A couple of months ago, I posted on making a sofa table for my new lounge. While I show the sofa table and basic design if you want to make your own, the article focused more on buying items that claim to be made using 'reclaimed pine'. Still on this topic, I have tried a further method for easily turning ordinary pine into reclaimed pine very simply and I will show you how.





The coffee table that I made is a very simple design and if you have all the timber cut to size, it means you need less tools and it gives you easy assembly. The panels that make up the sides around the table are fastened together with wood glue and Kreg pocket-holes and these panels are then mounted onto the top and base. I have used my router to rout an edge on the inside of the frame to accommodate the 5mmm-thick glass on top. I decided it would be better to have the glass top when it came to cleaning.
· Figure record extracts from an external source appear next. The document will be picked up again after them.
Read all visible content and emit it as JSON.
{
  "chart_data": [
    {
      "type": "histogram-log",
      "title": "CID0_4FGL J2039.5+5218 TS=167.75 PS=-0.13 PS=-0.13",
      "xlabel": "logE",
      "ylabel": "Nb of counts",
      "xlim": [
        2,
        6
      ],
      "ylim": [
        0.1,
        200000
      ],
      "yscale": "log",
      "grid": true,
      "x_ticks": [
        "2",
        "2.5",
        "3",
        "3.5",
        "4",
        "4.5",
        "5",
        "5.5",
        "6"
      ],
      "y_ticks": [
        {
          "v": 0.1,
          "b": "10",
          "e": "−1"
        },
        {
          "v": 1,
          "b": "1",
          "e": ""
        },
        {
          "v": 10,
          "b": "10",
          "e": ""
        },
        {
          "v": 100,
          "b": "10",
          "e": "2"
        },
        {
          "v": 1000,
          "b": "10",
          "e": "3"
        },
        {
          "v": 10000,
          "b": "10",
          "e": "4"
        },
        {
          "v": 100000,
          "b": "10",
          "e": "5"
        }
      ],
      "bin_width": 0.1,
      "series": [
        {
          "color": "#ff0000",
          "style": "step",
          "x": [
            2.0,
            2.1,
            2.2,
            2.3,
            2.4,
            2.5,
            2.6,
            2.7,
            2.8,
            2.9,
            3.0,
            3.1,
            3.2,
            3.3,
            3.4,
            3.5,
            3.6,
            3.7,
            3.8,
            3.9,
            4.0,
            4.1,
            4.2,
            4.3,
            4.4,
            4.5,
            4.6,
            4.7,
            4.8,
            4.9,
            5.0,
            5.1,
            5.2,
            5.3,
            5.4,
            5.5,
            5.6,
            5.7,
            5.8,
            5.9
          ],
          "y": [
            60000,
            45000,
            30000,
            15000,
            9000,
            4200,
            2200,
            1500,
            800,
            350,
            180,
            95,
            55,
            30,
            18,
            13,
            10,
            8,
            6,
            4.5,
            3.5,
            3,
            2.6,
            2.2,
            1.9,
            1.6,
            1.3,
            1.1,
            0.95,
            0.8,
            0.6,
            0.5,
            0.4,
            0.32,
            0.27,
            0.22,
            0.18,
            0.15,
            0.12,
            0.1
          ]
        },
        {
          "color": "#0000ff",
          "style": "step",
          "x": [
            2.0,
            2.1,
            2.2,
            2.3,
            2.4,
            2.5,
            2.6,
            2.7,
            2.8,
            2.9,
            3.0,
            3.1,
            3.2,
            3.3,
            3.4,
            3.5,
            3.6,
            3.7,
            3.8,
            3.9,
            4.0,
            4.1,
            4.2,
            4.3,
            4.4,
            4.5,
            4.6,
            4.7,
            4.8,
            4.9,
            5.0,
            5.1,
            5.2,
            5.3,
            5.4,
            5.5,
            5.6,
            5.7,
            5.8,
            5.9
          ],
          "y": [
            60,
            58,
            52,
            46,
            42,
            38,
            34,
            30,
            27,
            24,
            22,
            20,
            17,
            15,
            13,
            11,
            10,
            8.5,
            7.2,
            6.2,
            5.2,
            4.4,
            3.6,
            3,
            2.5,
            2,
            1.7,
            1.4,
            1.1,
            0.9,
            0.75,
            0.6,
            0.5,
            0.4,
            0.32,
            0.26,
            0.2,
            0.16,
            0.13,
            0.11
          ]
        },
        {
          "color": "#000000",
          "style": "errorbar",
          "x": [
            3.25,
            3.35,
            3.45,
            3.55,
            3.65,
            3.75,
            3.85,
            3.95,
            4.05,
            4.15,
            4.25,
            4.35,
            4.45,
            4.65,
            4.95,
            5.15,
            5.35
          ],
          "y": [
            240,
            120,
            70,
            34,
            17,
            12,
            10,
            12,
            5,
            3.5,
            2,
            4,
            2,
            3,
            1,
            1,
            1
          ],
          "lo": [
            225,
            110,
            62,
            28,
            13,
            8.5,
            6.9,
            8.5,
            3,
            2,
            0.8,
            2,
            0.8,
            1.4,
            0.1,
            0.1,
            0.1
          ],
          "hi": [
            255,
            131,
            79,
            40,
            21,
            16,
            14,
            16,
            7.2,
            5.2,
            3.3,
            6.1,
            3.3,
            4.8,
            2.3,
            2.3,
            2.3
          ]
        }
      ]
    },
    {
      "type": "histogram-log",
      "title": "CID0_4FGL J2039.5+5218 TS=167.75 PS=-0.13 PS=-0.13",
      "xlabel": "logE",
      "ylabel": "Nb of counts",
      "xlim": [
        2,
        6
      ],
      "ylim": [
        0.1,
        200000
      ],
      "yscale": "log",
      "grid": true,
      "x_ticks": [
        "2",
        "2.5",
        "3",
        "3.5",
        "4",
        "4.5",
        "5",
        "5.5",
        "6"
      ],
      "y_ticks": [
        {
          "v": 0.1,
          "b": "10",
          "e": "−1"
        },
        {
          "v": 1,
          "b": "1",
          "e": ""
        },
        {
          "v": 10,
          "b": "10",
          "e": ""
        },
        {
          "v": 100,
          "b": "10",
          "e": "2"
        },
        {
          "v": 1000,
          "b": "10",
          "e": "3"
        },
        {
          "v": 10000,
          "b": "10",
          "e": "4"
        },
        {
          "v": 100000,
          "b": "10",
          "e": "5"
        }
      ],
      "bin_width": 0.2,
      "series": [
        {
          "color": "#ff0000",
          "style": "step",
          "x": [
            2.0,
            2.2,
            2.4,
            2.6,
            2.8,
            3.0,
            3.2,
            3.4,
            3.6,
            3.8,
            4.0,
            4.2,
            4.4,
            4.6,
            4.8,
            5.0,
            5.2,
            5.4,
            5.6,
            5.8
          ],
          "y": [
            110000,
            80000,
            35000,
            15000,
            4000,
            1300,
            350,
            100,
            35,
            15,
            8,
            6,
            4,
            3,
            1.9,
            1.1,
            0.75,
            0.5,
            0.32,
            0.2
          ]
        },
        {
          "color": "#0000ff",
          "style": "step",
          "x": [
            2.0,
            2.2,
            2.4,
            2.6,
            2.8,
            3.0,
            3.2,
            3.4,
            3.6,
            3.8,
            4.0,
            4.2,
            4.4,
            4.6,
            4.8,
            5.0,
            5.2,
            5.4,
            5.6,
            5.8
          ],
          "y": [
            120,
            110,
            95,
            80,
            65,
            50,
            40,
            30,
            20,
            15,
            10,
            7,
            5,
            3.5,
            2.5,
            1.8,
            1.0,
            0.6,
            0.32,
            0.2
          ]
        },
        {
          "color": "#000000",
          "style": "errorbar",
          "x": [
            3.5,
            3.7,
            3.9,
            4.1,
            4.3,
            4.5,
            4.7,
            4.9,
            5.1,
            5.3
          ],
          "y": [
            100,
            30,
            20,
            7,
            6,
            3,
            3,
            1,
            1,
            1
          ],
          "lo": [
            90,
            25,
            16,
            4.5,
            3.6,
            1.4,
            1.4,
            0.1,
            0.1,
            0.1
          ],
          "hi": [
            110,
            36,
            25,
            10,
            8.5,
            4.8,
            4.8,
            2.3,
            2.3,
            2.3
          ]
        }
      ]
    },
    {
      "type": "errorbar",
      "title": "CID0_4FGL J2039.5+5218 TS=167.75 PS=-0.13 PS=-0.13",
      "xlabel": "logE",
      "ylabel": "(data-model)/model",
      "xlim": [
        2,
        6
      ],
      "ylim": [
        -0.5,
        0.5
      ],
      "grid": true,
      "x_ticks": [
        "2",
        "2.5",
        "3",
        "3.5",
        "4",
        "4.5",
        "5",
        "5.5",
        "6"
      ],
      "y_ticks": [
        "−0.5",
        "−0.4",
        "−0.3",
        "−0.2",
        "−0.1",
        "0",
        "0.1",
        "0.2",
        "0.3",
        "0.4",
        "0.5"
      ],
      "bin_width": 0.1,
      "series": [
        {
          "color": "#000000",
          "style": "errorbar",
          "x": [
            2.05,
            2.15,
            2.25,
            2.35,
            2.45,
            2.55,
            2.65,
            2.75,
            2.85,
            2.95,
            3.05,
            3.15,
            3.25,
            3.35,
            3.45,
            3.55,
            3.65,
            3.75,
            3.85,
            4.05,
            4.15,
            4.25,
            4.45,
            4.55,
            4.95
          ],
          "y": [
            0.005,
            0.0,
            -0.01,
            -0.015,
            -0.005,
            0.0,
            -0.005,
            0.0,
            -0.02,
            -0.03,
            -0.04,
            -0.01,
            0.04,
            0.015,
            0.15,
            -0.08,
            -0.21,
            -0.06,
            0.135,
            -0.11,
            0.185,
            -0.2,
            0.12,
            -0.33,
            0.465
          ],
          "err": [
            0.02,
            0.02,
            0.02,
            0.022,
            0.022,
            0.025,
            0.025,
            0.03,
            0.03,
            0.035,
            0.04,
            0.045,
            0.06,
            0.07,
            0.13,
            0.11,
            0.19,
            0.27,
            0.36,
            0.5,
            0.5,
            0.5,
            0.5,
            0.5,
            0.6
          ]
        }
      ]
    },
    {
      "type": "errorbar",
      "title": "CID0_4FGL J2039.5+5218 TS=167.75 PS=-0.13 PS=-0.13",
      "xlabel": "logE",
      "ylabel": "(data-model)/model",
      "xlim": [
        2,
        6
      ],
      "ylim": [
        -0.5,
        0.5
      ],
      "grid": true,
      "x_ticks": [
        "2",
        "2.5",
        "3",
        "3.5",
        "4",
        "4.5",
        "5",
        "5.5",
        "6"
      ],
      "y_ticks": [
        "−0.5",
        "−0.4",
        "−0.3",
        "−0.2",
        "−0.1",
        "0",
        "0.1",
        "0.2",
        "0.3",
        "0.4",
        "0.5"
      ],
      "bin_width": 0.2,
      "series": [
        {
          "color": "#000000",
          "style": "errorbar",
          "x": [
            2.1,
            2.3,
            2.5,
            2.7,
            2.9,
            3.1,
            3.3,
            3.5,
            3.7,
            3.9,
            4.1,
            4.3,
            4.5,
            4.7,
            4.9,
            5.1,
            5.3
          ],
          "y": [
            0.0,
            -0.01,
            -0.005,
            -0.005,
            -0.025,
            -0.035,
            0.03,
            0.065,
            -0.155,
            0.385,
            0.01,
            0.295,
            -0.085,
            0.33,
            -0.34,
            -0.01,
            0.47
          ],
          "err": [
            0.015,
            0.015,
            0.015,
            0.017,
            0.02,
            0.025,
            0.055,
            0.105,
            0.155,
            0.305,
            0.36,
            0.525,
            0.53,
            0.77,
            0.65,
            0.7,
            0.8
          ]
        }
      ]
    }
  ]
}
There is a frame that runs underneath the base that us also secured using wood glue and pocket-holes and this frame disguises the caster wheels that allow for the coffee table to be moved when cleaning the carpets, etc.









Easy instructions to make a DIY Coffee Table that is finished to resemble reclaimed pine and that can be stained in the colour of your preference.





Making the coffee table

As mentioned above, it is very easy to assemble this coffee table design. All the pieces for the panels are fastened together using wood glue and Kreg pocketholes. I designed the coffee table so that none of the pieces had to be cut in width and only in length, making it easier to do with a jigsaw, mitre saw, or table saw. I wanted a table that would fit in the space and that means it would be a large coffee table and not something I would be able to buy in a store.







After assembling all the panels, the top panel was placed in position and the panels attached around the outside of this using wood glue and pocket-holes. The base was then fitted in place and wood glue and pocket-holes used to attach the base from underneath into the surrounding panels.



The frame at the bottom was last to be added and it will disguise the caster wheels to be mounted on the base to make the table more mobile.





Wood for the coffee table

For the Sofa Table, I used PAR pine from my local Builders store and then used a variety of tools to distress and age the finish. I wanted an easier way than this and opted to try using raw pine - pine that has not been planed and quite rough. This pine is also thicker than PAR pine, which is Planed All Round and that reduces the thickness. The boards used are 25mm-thick and this gives the coffee table a chunky look and very sturdy design.



Raw, unplaned pine is far cheaper than PAR or planed pine and can be sourced at local timber merchants.





The image above highlights the 'natural' detail on the unplaned boards, and I think this will be absolutely perfect for the 'reclaimed' effect.



Staining and painting the coffee table

This is the easiest aging method that I have used to date, and it doesn't involve a lot of pre-sanding or heavy sanding afterwards and it is also inexpensive compared to other methods.





Step 1

The first step was to apply the wood stain. I used a cherrywood stain to give the timber some warmth that would show through after the coffee table was finished. Using an old rag, I applied a liberal amount of stain over the surface of the boards. As you can see above, the stain does appear darker on the rougher areas, but I wanted more than this, especially when the dark areas lightened when the stain dried.







Step 2

To give darker finish to the wood, I mixed water and black acrylic paint. You will also need rags and a bucket of clean water. Working on one board at a time, use a paintbrush to liberally apply the watered-down paint over the entire surface. Leave for about 5-minutes and then use a wet rag to wipe the paint away. Then it's on to the next board.





For a darker finish, use less water to paint ratio and you can also leave the paint on longer, say for about 10-minutes before wiping it off  but don't let the paint dry.





Below is the table after applying the cherrywood stain and 2 coats of watered-down black acrylic paint. The first coat didn't leave a dark enough finish and a second coat was perfect. Using this method, you can achieve the perfect finish that you want. If you use grey paint instead of black, the effect will be more subtle but still age the wood.